The push to end cash bail has gone on for years, led in part by groups like the Chicago Community Bond Fund and the Illinois Justice Project.
Sharlyn Grace, the executive director of Chicago Community Bond Fund, said the way pretrial incarceration has worked in Illinois and across the country has been in most cases “blatantly unconstitutional.”
“The presumption of non-monetary release is supposed to be the case,” she said. “It’s supposed to be the case that it’s very hard for the government to take away our freedom when we haven’t been convicted of anything and to jail us. Reality is, it’s been very easy. That is changing around the country.”
Cook County State’s Attorney Kim Foxx applauded the bill’s passage, saying defendants will no longer be punished simply for being poor. But many of her colleagues across the state struck a different tone.
The Illinois State’s Attorneys Association criticized the legislation, as did law enforcement organizations like the Fraternal Order of Police Lodge 7 — which represents rank-and-file officers with the Chicago Police Department — and the Illinois Law Enforcement Coalition.

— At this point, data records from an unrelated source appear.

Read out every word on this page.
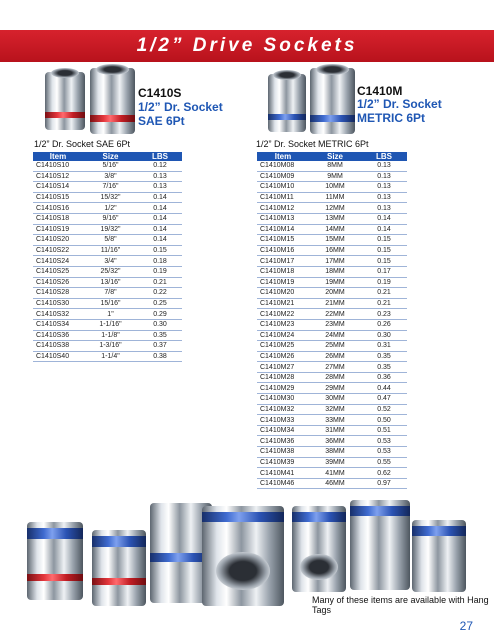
1/2” Drive Sockets
C1410S
1/2” Dr. Socket
SAE 6Pt
1/2” Dr. Socket SAE 6Pt
Item	Size	LBS
C1410S10	5/16"	0.12
C1410S12	3/8"	0.13
C1410S14	7/16"	0.13
C1410S15	15/32"	0.14
C1410S16	1/2"	0.14
C1410S18	9/16"	0.14
C1410S19	19/32"	0.14
C1410S20	5/8"	0.14
C1410S22	11/16"	0.15
C1410S24	3/4"	0.18
C1410S25	25/32"	0.19
C1410S26	13/16"	0.21
C1410S28	7/8"	0.22
C1410S30	15/16"	0.25
C1410S32	1"	0.29
C1410S34	1-1/16"	0.30
C1410S36	1-1/8"	0.35
C1410S38	1-3/16"	0.37
C1410S40	1-1/4"	0.38
C1410M
1/2” Dr. Socket
METRIC 6Pt
1/2” Dr. Socket METRIC 6Pt
Item	Size	LBS
C1410M08	8MM	0.13
C1410M09	9MM	0.13
C1410M10	10MM	0.13
C1410M11	11MM	0.13
C1410M12	12MM	0.13
C1410M13	13MM	0.14
C1410M14	14MM	0.14
C1410M15	15MM	0.15
C1410M16	16MM	0.15
C1410M17	17MM	0.15
C1410M18	18MM	0.17
C1410M19	19MM	0.19
C1410M20	20MM	0.21
C1410M21	21MM	0.21
C1410M22	22MM	0.23
C1410M23	23MM	0.26
C1410M24	24MM	0.30
C1410M25	25MM	0.31
C1410M26	26MM	0.35
C1410M27	27MM	0.35
C1410M28	28MM	0.36
C1410M29	29MM	0.44
C1410M30	30MM	0.47
C1410M32	32MM	0.52
C1410M33	33MM	0.50
C1410M34	31MM	0.51
C1410M36	36MM	0.53
C1410M38	38MM	0.53
C1410M39	39MM	0.55
C1410M41	41MM	0.62
C1410M46	46MM	0.97
Many of these items are available with Hang Tags
27
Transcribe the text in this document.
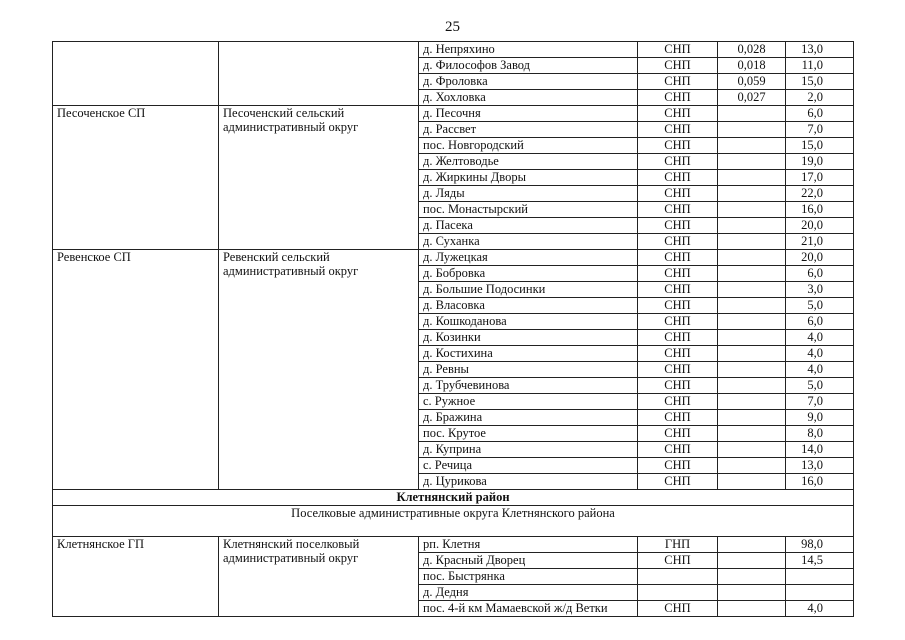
25
		д. Непряхино	СНП	0,028	13,0
		д. Философов Завод	СНП	0,018	11,0
		д. Фроловка	СНП	0,059	15,0
		д. Хохловка	СНП	0,027	2,0
Песоченское СП	Песоченский сельский административный округ	д. Песочня	СНП		6,0
		д. Рассвет	СНП		7,0
		пос. Новгородский	СНП		15,0
		д. Желтоводье	СНП		19,0
		д. Жиркины Дворы	СНП		17,0
		д. Ляды	СНП		22,0
		пос. Монастырский	СНП		16,0
		д. Пасека	СНП		20,0
		д. Суханка	СНП		21,0
Ревенское СП	Ревенский сельский административный округ	д. Лужецкая	СНП		20,0
		д. Бобровка	СНП		6,0
		д. Большие Подосинки	СНП		3,0
		д. Власовка	СНП		5,0
		д. Кошкоданова	СНП		6,0
		д. Козинки	СНП		4,0
		д. Костихина	СНП		4,0
		д. Ревны	СНП		4,0
		д. Трубчевинова	СНП		5,0
		с. Ружное	СНП		7,0
		д. Бражина	СНП		9,0
		пос. Крутое	СНП		8,0
		д. Куприна	СНП		14,0
		с. Речица	СНП		13,0
		д. Цурикова	СНП		16,0
Клетнянский район					
Поселковые административные округа Клетнянского района					
Клетнянское ГП	Клетнянский поселковый административный округ	рп. Клетня	ГНП		98,0
		д. Красный Дворец	СНП		14,5
		пос. Быстрянка			
		д. Дедня			
		пос. 4-й км Мамаевской ж/д Ветки	СНП		4,0
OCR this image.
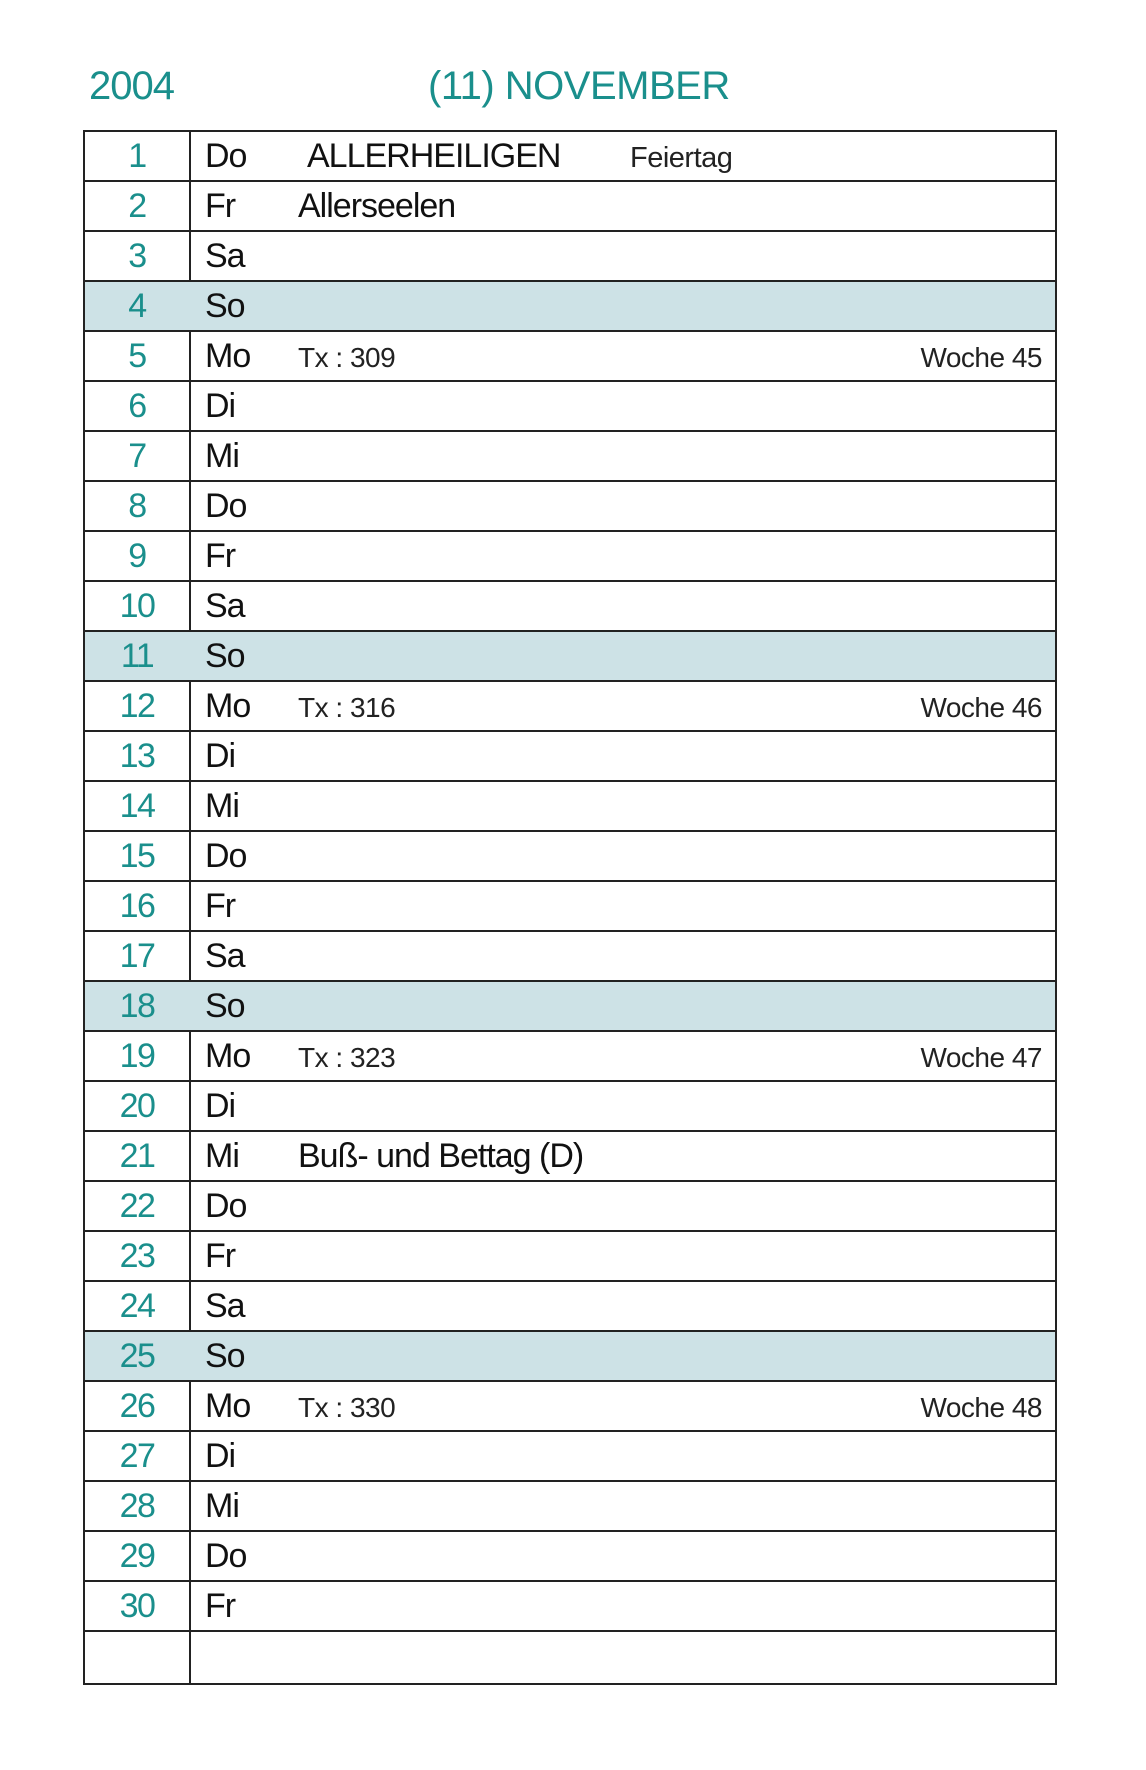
2004	(11) NOVEMBER
1	Do ALLERHEILIGEN Feiertag
2	Fr Allerseelen
3	Sa
4	So
5	Mo Tx : 309	Woche 45
6	Di
7	Mi
8	Do
9	Fr
10	Sa
11	So
12	Mo Tx : 316	Woche 46
13	Di
14	Mi
15	Do
16	Fr
17	Sa
18	So
19	Mo Tx : 323	Woche 47
20	Di
21	Mi Buß- und Bettag (D)
22	Do
23	Fr
24	Sa
25	So
26	Mo Tx : 330	Woche 48
27	Di
28	Mi
29	Do
30	Fr
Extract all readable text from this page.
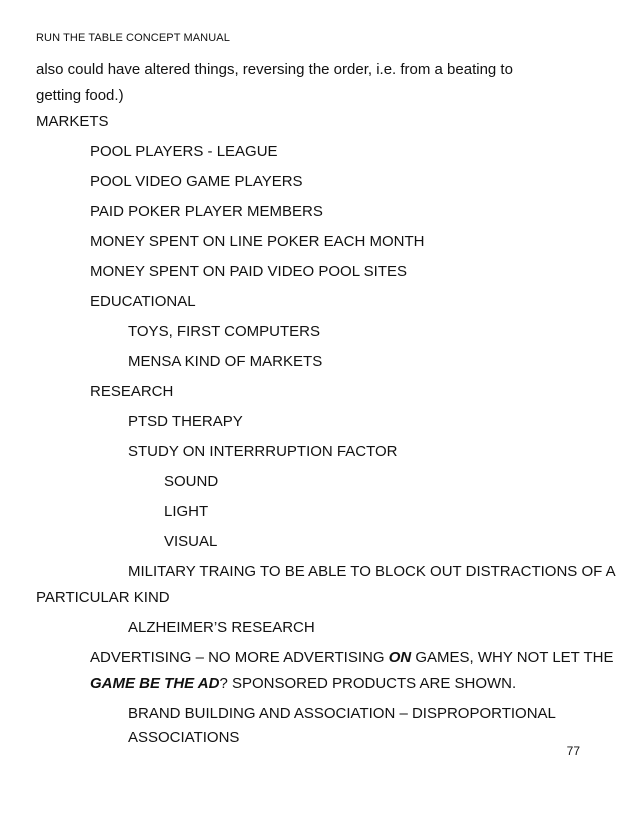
RUN THE TABLE CONCEPT MANUAL
also could have altered things, reversing the order, i.e. from a beating to
getting food.)
MARKETS
POOL PLAYERS - LEAGUE
POOL VIDEO GAME PLAYERS
PAID POKER PLAYER MEMBERS
MONEY SPENT ON LINE POKER EACH MONTH
MONEY SPENT ON PAID VIDEO POOL SITES
EDUCATIONAL
TOYS, FIRST COMPUTERS
MENSA KIND OF MARKETS
RESEARCH
PTSD THERAPY
STUDY ON INTERRRUPTION FACTOR
SOUND
LIGHT
VISUAL
MILITARY TRAING TO BE ABLE TO BLOCK OUT DISTRACTIONS OF A
PARTICULAR KIND
ALZHEIMER’S RESEARCH
ADVERTISING – NO MORE ADVERTISING ON GAMES, WHY NOT LET THE
GAME BE THE AD? SPONSORED PRODUCTS ARE SHOWN.
BRAND BUILDING AND ASSOCIATION – DISPROPORTIONAL
ASSOCIATIONS
77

They said the legislation will make Illinois “less safe” as it “ties hands of police officers while pursuing suspects and making arrests, and allows criminals to run free while out on bail.”
State Rep. Justin Slaughter (D-Chicago) noted that opposition and said he and other legislators will continue collaborating with law enforcement and state’s attorneys in order to address their concerns and issues with the bill in the coming years.
“What we’ll be doing is engaging them,” he said, “continuing to engage them in discussion as we come up with an effective, efficient system moving forward.”